Applicon designs ingredient batching systems for one to many ingredients, dry or liquid, fine powders to coarse lump. Regardless of the system configuration, ingredients can be delivered to the batching system by pneumatic or mechanical conveyor, or by IBC (bulk bag, portable bin, etc).


Micro / Minor Ingredients:

Micro Ingredients
The choice of feeder and extraction for micro ingredients is governed mostly by the ingredient characteristics, but also by the total batch size, batch frequency, and the type of batch delivery to downstream operations (blending, charging or injection, or packaging). The feeder and scale must be accurate, repeatable, and timely, the delivery downstream must be dependable and complete. Accurately dispensing a tiny dose of powder doesn't mean much, if it doesn't all arrive downstream.
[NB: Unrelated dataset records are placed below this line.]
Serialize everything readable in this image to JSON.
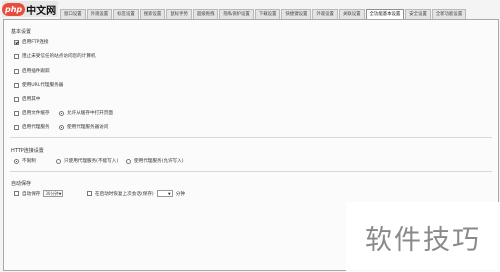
{
  "logo": {
    "php": "php",
    "cn": "中文网"
  },
  "tabs": [
    {
      "label": "窗口设置"
    },
    {
      "label": "外观设置"
    },
    {
      "label": "标签设置"
    },
    {
      "label": "搜索设置"
    },
    {
      "label": "鼠标手势"
    },
    {
      "label": "超级拖拽"
    },
    {
      "label": "隐私保护设置"
    },
    {
      "label": "下载设置"
    },
    {
      "label": "快捷键设置"
    },
    {
      "label": "外观设置"
    },
    {
      "label": "关联设置"
    },
    {
      "label": "全功能基本设置"
    },
    {
      "label": "安全设置"
    },
    {
      "label": "全新功能设置"
    }
  ],
  "active_tab_index": 11,
  "section1": {
    "title": "基本设置",
    "items": [
      {
        "label": "启用FTP连接",
        "checked": true
      },
      {
        "label": "阻止未受信任的站点访问您的计算机",
        "checked": false
      },
      {
        "label": "启用插件跟踪",
        "checked": false
      },
      {
        "label": "使用URL代理服务器",
        "checked": false
      },
      {
        "label": "启用其中",
        "checked": false
      }
    ],
    "pair1": {
      "cb_label": "启用文件缓存",
      "checked": false,
      "rb_label": "允许从缓存中打开页面",
      "rb_checked": true
    },
    "pair2": {
      "cb_label": "启用代理服务",
      "checked": false,
      "rb_label": "使用代理服务器访问",
      "rb_checked": true
    }
  },
  "section2": {
    "title": "HTTP连接设置",
    "options": [
      {
        "label": "不限制",
        "checked": true
      },
      {
        "label": "只使用代理服务(不能写入)",
        "checked": false
      },
      {
        "label": "使用代理服务(允许写入)",
        "checked": false
      }
    ]
  },
  "section3": {
    "title": "自动保存",
    "autosave_label": "自动保存",
    "autosave_checked": false,
    "autosave_select": "30分钟",
    "recover_label": "在启动时恢复上次会话(保存)",
    "recover_checked": false,
    "recover_select": "",
    "unit": "分钟"
  },
  "watermark": "软件技巧"
}
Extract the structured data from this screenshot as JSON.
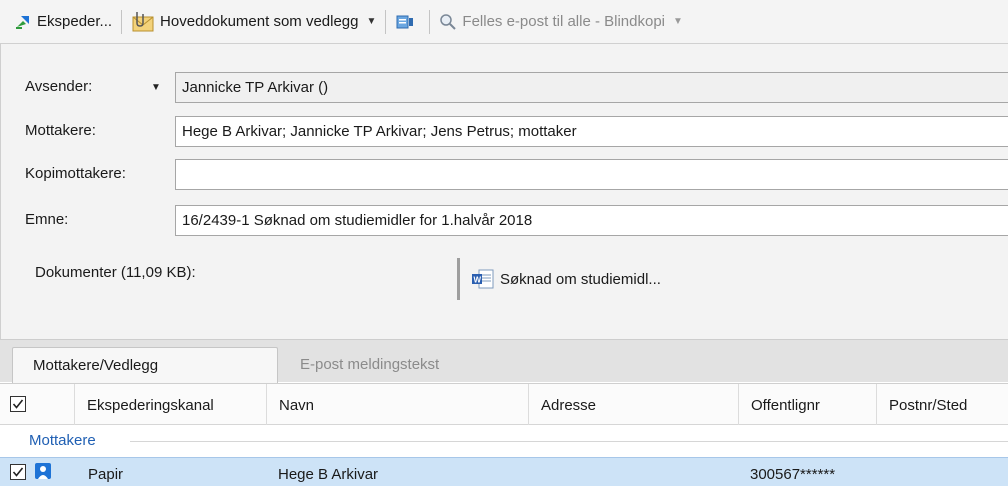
{
  "toolbar": {
    "send_label": "Ekspeder...",
    "main_doc_label": "Hoveddokument som vedlegg",
    "common_email_label": "Felles e-post til alle - Blindkopi"
  },
  "form": {
    "sender_label": "Avsender:",
    "sender_value": "Jannicke TP Arkivar ()",
    "recipients_label": "Mottakere:",
    "recipients_value": "Hege B Arkivar; Jannicke TP Arkivar; Jens Petrus; mottaker",
    "cc_label": "Kopimottakere:",
    "cc_value": "",
    "subject_label": "Emne:",
    "subject_value": "16/2439-1 Søknad om studiemidler for 1.halvår 2018",
    "documents_label": "Dokumenter (11,09 KB):",
    "document_name": "Søknad om studiemidl..."
  },
  "tabs": [
    {
      "label": "Mottakere/Vedlegg",
      "active": true
    },
    {
      "label": "E-post meldingstekst",
      "active": false
    }
  ],
  "grid": {
    "columns": [
      "Ekspederingskanal",
      "Navn",
      "Adresse",
      "Offentlignr",
      "Postnr/Sted"
    ],
    "group_label": "Mottakere",
    "rows": [
      {
        "checked": true,
        "channel": "Papir",
        "name": "Hege B Arkivar",
        "address": "",
        "public_no": "300567******",
        "postal": ""
      }
    ]
  },
  "colors": {
    "accent": "#1f5fb3",
    "selection": "#cde3f7"
  }
}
We design each system to insure that the micros get there.

Minor Ingredients
A minor ingredient might be 5 lb., or 500 lb., depending on the batch size being made. In either case, it is crucial to design the system and the scales to accurately make the minor weighment. Saving capital cost by weighing minors with the majors (for example, 50 lb. on a 10,000 lb. scale) sacrifices quality for up front savings; the accuracy of even the best 1,000 lb. scale will be very poor for a weighment that is only 10 lb.


Physical Arrangements:

Tower System
Used in multi-floor buildings or where high headroom is available. This design reduces the amount of conveying & re-conveying.

Linear System
Used where headroom is limited, or when there are many ingredients. Linear systems can be designed for access from one or both sides, and are the typical design for Bulk Bag and Portable Bin dispensing systems.

Carousel System
Often used where both headroom and floor width are limited. Carousels typically do not really take up less square footage, but can be used in corners or where limited aisle frontage is available.

Hybrid System
Tower, Linear or Carousel can be combined. For example, ten ingredients from FIBC or Pbin in linear format, combined with twenty minor ingredients in carousel format.


Add Weight versus Loss of Weight:

Loss-in-Weight
Continuous loss-in-weight is a valid design scheme where true continuous ratio metering is beneficial, such as in continuous compounding, and when there are only two to three constituents.

Batch loss-in-weight dispensing might be used to either save headroom, or to dispense multiple materials simultaneously.

Add Weight
Add weight, or gain-in-weight systems are the most common type of formulation system for dry bulk ingredients. This design, with sequential weighing to a common scale hopper, can be augmented with loss-in-weight for some ingredients.